After years of promises, holograms and numerous sightings of its lead, we finally have a confirmed date for the highly anticipated Tupac biopic, with All Eyez On Me to drop in June and kick-start the summer season. Almost exactly two years since Straight Outta Compton smashed box office expectations, audiences have been demanding more of the same. And we finally get it this summer. But in the meantime, here are the five best rap biopics to get you primed and refresh your knowledge on all things rap nostalgia.
You don’t need to know about N.W.A. or have listened to them before to enjoy the best biopic in rap history. Focusing on one of the most influential groups in rap history and the pioneers of gangsta rap, the film goes beyond music to document a turbulent period in LA history that spawned the group - born from race, political, police and class tensions. And for all their faults, you can’t help but sympathize with the characters, largely due to some great acting and directing. It also crosses over into Tupac territory, so it’s a must-see.
If Straight Outta Compton is a prequel of sorts to All Eyez On Me, then 8 Mile is the next chapter post Tupac. Discovered by Dr. Dre and featured in the end sequence of SOC - which insiders suggest will lead to a sequel - Eminem plays a fictional version of himself in 8 Mile, a based-on-true-events film that’s more semi-autobiographical than a direct biopic. Nonetheless, the coming up of a slender white rapper in a Detroit scene dominated by black rappers and the vicious rap battles that ensue make for compelling viewing. Like SOC, the story is intriguing enough to warrant being watched by anyone who enjoys good storytelling. Rap knowledge not necessary.
This will be interesting … the parallels and the differences between the 2009 Biggie biopic and that of his former friend turned rival Tupac’s when it hits screens in June. One of the most memorable scenes in Notorious - the story of the rise and fall of Brooklyn rapper Notorious B.I.G - is when he’s confronted by a furious and animated Tupac in front of a large crowd, the latter yelling slurs while Biggie plays it cool. It’s shortly before Biggie’s murder that same night and after a major misunderstanding allegedly led to their fall-out. So it’ll be interesting to see the other side of the story. It’s well worth watching Notorious for context, even if it is a little cheesy and glossy, and then playing a game of “spot the difference,” as it actually portrayed Tupac in a positive light - suggesting he was a victim of manipulation by people trying to start a war between the pair.

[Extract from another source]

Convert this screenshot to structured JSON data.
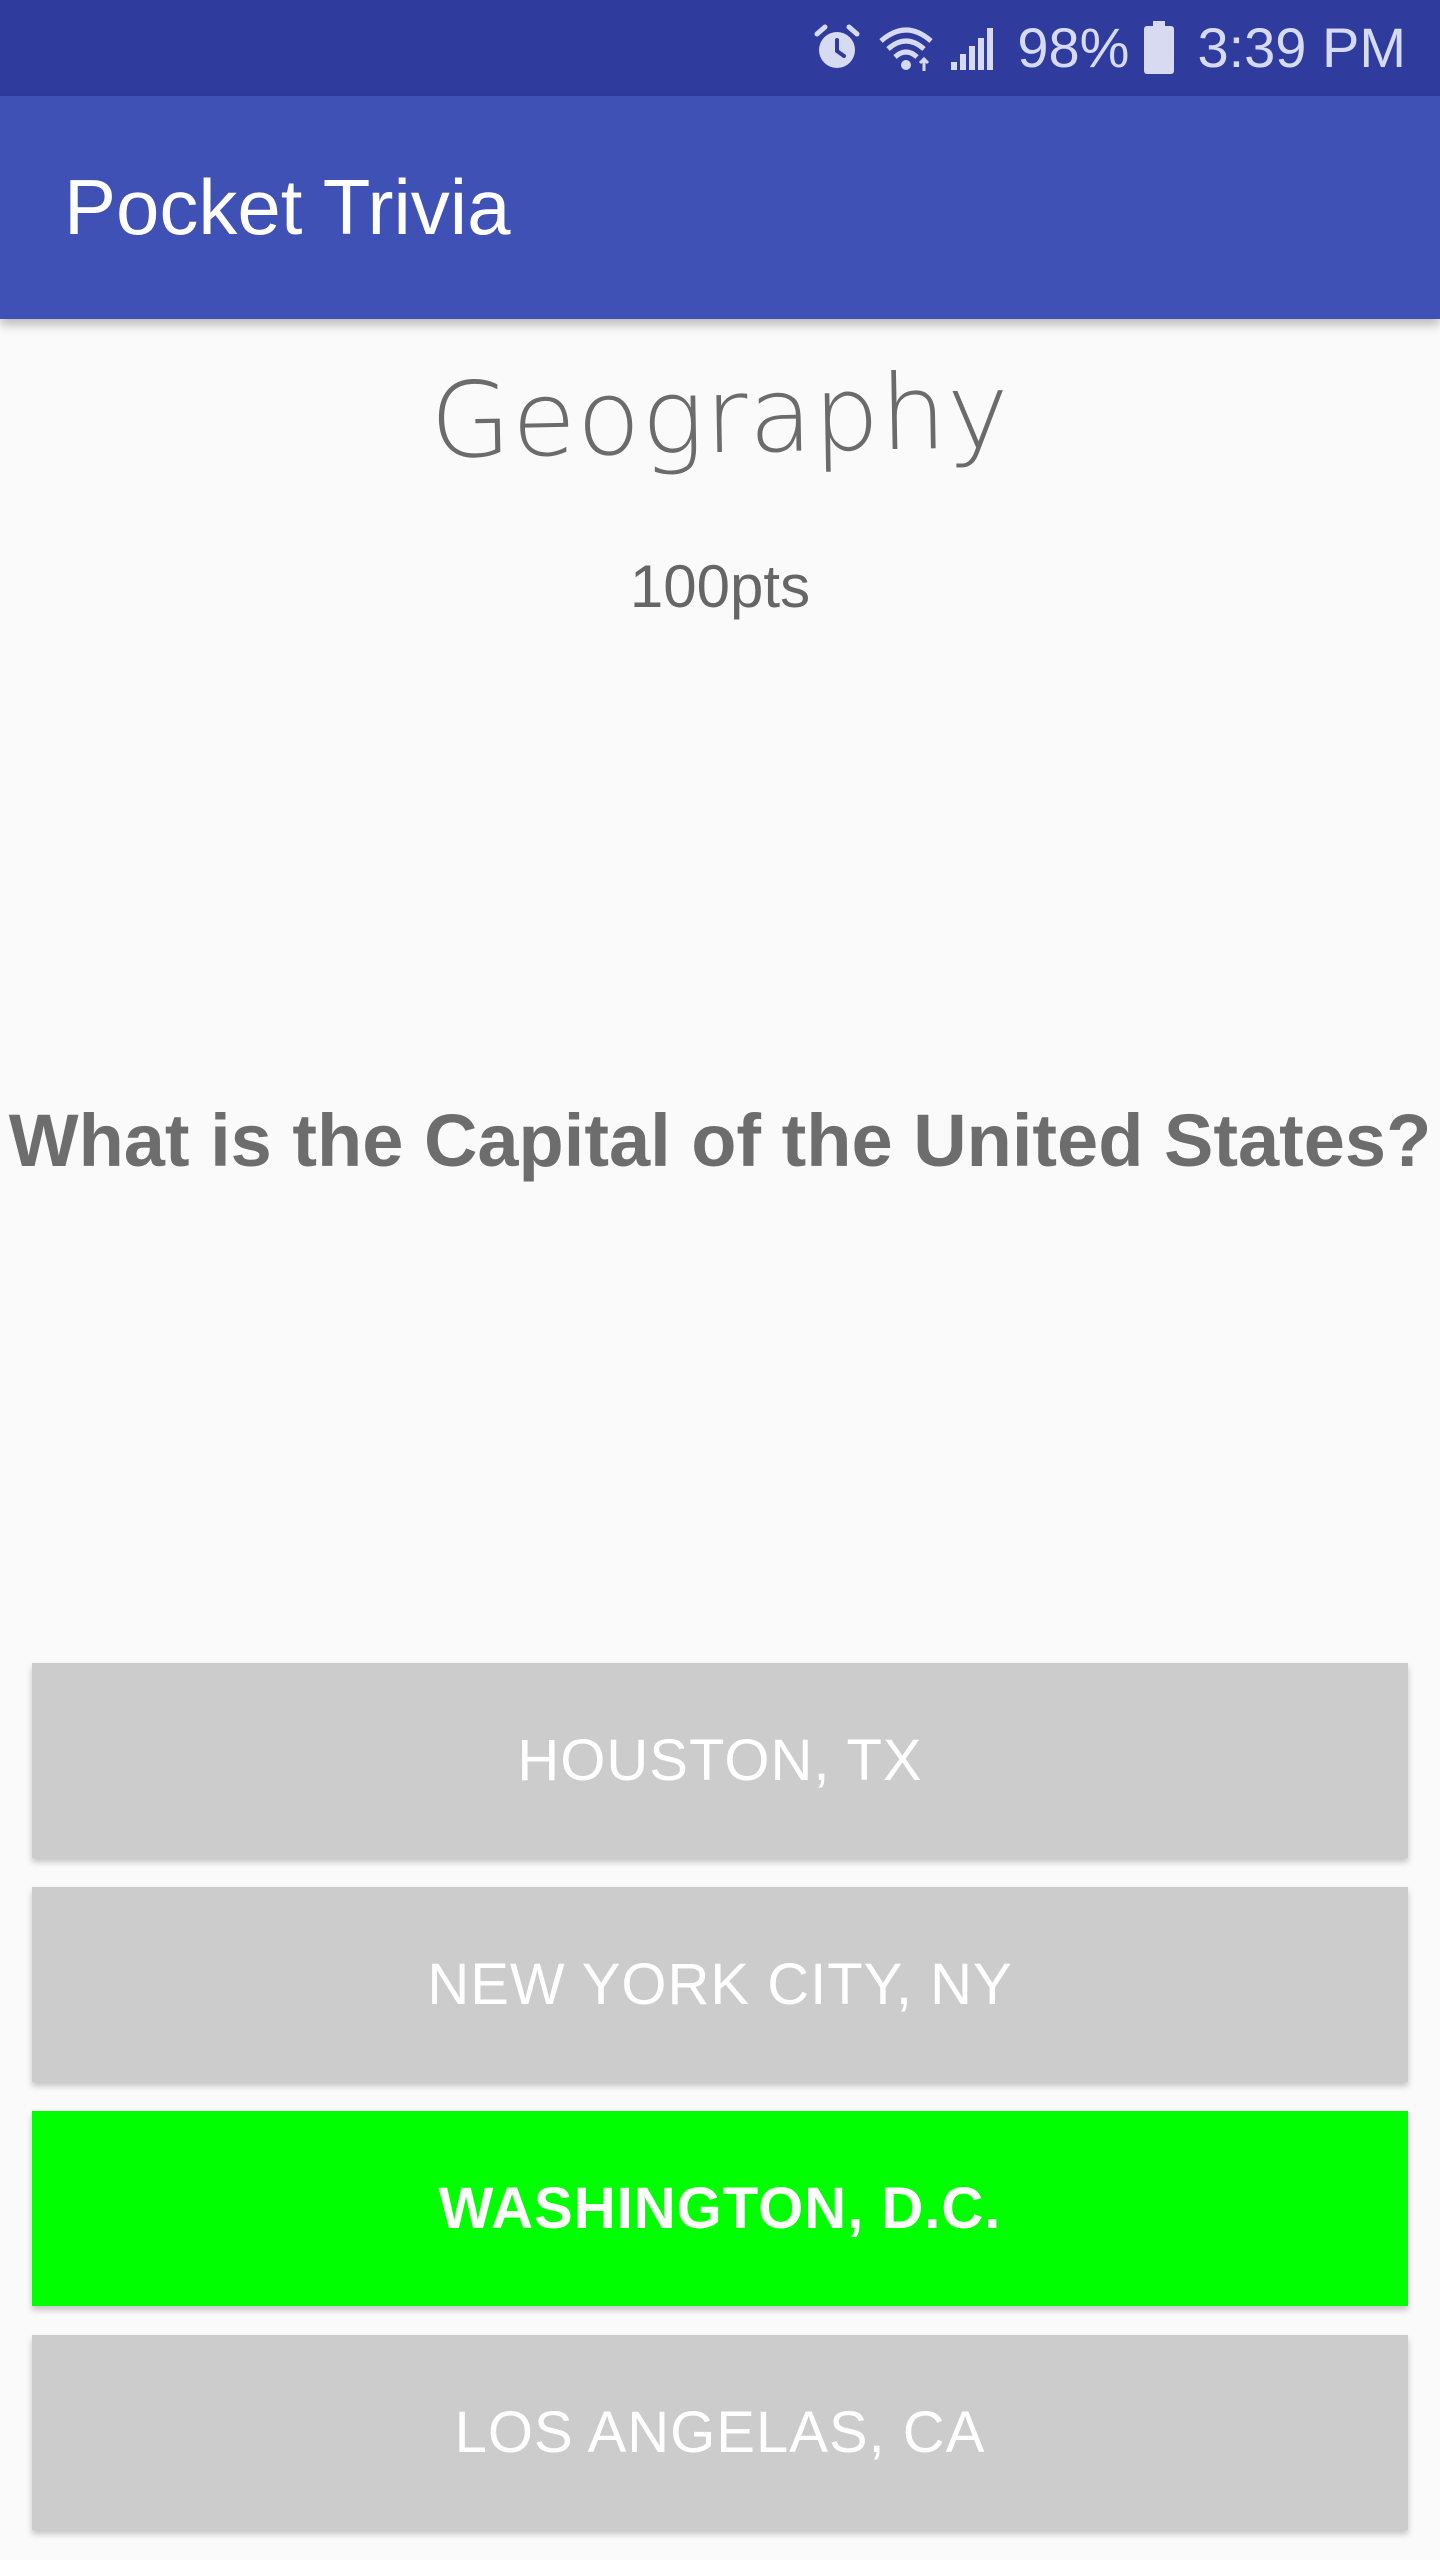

Likely the least known on this list, Krush Groove is probably the first of the rap/hip-hop biopic genre, telling the story of the burgeoning days of Def Jam Recordings and Russell Simmons, a consultant on the film. Like 8 Mile, it has fictional elements and Simmons’ surname is swapped for Walker. But it’s basically true to life, with Walker’s label signing Run-DMC and being forced to borrow money from loan sharks to distribute what he’s certain is a hit record. There’s a bunch of cameos from the Run crew, LL Cool J and the Beastie Boys to name a few. It’s 30 years old and the acting and directing is erratic by even those standards. The dialogue is on the nose and there are countless contrivances, but it’s all done lightheartedly and worth it for insight and music.
It never made it to the big screen because it was a made-for-TV biopic by VH1, but that doesn’t lessen the quality of the 2013 film nor the contribution of TLC to the hip-hop scene in the 1990s. With the help of some insightful narration, it tells the story of the women coming together in spite of the male-dominated scene that wouldn’t let them in individually, and the personal and public adversity they were forced to overcome before ever becoming a hit group. Like N.W.A., they were taken advantage of by executives and the story follows their entire career span before culminating with Left Eye’s shocking death.
OK, so they’re not a real group. And it’s a parody of N.W.A. and and the rap scene at the time. But Cell Block Four did release original music on the film’s soundtrack, so that’s gotta qualify them, right? Chris Rock and some classic 1990s nostalgia with cameos from Ice Cube, Ice-T, Flavor Fav and the late Easy E … what’s not to like? Also starring a young Charlie Murphy, some 10 years before he became a household name on The Chappelle Show, there are plenty of laughs to be had. But equal parts cringe.